Een omgevingsvergunning als bedoeld in artikel 39.1 kan slechts worden verleend, mits:
  1. de belangen van de eigenaren en/of gebruikers van betrokken en nabijgelegen gronden niet onevenredig worden geschaad;
  2. het straat- en bebouwingsbeeld en de verkeersveiligheidsbelangen niet onevenredig worden geschaad.
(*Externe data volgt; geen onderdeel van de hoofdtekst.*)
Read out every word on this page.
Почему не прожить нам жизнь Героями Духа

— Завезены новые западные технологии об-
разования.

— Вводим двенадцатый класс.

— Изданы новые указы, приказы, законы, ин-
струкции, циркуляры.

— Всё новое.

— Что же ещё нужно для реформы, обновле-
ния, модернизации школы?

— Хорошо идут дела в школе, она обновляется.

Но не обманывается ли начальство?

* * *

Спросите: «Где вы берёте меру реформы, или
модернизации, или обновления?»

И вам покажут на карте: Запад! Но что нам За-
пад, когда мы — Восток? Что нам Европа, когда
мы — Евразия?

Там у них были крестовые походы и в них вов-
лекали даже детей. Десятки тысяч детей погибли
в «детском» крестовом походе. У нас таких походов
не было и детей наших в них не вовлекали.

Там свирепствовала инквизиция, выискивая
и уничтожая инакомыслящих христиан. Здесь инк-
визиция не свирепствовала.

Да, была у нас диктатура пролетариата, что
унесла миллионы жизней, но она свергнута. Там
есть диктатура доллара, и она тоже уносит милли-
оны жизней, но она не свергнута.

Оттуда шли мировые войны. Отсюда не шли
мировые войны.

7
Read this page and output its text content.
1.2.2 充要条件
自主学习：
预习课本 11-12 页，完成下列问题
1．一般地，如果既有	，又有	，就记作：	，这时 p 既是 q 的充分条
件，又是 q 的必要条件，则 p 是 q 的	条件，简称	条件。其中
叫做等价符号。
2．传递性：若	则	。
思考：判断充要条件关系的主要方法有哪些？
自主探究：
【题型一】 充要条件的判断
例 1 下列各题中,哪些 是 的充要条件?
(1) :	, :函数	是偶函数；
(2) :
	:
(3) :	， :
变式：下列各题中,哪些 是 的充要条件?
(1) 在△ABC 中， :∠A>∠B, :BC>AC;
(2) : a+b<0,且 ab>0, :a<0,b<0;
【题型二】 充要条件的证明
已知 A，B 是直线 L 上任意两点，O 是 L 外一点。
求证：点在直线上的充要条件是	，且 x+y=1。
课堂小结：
Artikel 10 Algemene wijzigingsregels
 
Burgemeester en wethouders kunnen het plan wijzigen in de vorm van het aanbrengen van geringe veranderingen in de plaats, ligging en/of afmetingen van bestemmingsgrenzen, met inachtneming van de volgende voorwaarden:
  1. bestemmingsgrenzen mogen met niet meer dan 5 m worden verschoven;
  2. de belangen van de eigenaren en/of gebruikers van betrokken en nabijgelegen gronden mogen niet onevenredig worden geschaad;
  3. het straat- en bebouwingsbeeld en de verkeersveiligheidsbelangen mogen niet onevenredig worden geschaad.
Artikel 11 Overige regels
 
De voorschriften van de bouwverordening ten aanzien van onderwerpen van stedenbouwkundige aard blijven overeenkomstig het bepaalde in artikel 9 lid 2 van de Woningwet buiten toepassing, behoudens ten aanzien van de volgende onderwerpen:
  1. de richtlijnen voor het verlenen van vrijstelling van de stedenbouwkundige bepalingen;
  2. de bereikbaarheid van gebouwen voor wegverkeer;
  3. de bereikbaarheid van gebouwen voor gehandicapten;
  4. het bouwen bij hoogspanningsleidingen en ondergrondse hoofdtransportleidingen;
  5. de parkeergelegenheid en laad- en losmogelijkheden;
  6. de ruimte tussen bouwwerken.
4 Overgangs- en slotregels
Artikel 12 Overgangsrecht
 
12.1 Overgangsrecht bouwwerken
 
12.1.1 Algemeen
Een bouwwerk dat op het tijdstip van inwerkingtreding van het bestemmingsplan aanwezig of in uitvoering is, dan wel gebouwd kan worden krachtens een omgevingsvergunning voor het bouwen, en afwijkt van het plan, mag, mits deze afwijking naar aard en omvang niet wordt vergroot,
  1. gedeeltelijk worden vernieuwd of veranderd;
  2. na het teniet gaan ten gevolge van een calamiteit geheel worden vernieuwd of veranderd, mits de aanvraag van de omgevingsvergunning voor het bouwen wordt gedaan binnen twee jaar na de dag waarop het bouwwerk is teniet gegaan.
12.1.2 Afwijken
Bevoegd gezag kan eenmalig in afwijking van het bepaalde in artikel 12.1.1 een omgevingsvergunning verlenen voor het vergroten van de inhoud van een bouwwerk als bedoeld in artikel 4.1.1 met maximaal 10%.
 
12.1.3 Uitzondering
Artikel 42.1.1 is niet van toepassing op bouwwerken die weliswaar bestaan op het tijdstip van inwerkingtreding van het plan, maar zijn gebouwd zonder vergunning en in strijd met het daarvoor geldende plan, daaronder begrepen de overgangsbepalingen van dat plan.
 
12.2 Overgangsrecht gebruik
 
12.2.1 Algemeen
Het gebruik van grond en bouwwerken dat bestond op het tijdstip van inwerkingtreding van het bestemmingsplan en hiermee in strijd is, mag worden voortgezet.
 
12.2.2 Strijdig gebruik
Het is verboden het met het bestemmingsplan strijdige gebruik, bedoeld in artikel 42.2.1, te veranderen of te laten veranderen in een ander met dat plan strijdig gebruik, tenzij door deze verandering de afwijking naar aard en omvang wordt verkleind.
 
12.2.3 Onderbroken gebruik
Indien het gebruik, bedoeld in artikel 4.2.1, na het tijdstip van inwerkingtreding van het plan voor een periode langer dan een jaar wordt onderbroken, is het verboden dit gebruik daarna te hervatten of te laten hervatten.
 
12.2.4 Uitzondering
Artikel 4.2.1 is niet van toepassing op het gebruik dat reeds in strijd was met het voorheen geldende bestemmingsplan, daaronder begrepen de overgangsbepalingen van dat plan.
Artikel 13 Slotregel
 
Dit bestemmingsplan kan worden aangehaald als bestemmingsplan "Haarendijk 36" van de gemeente Oisterwijk.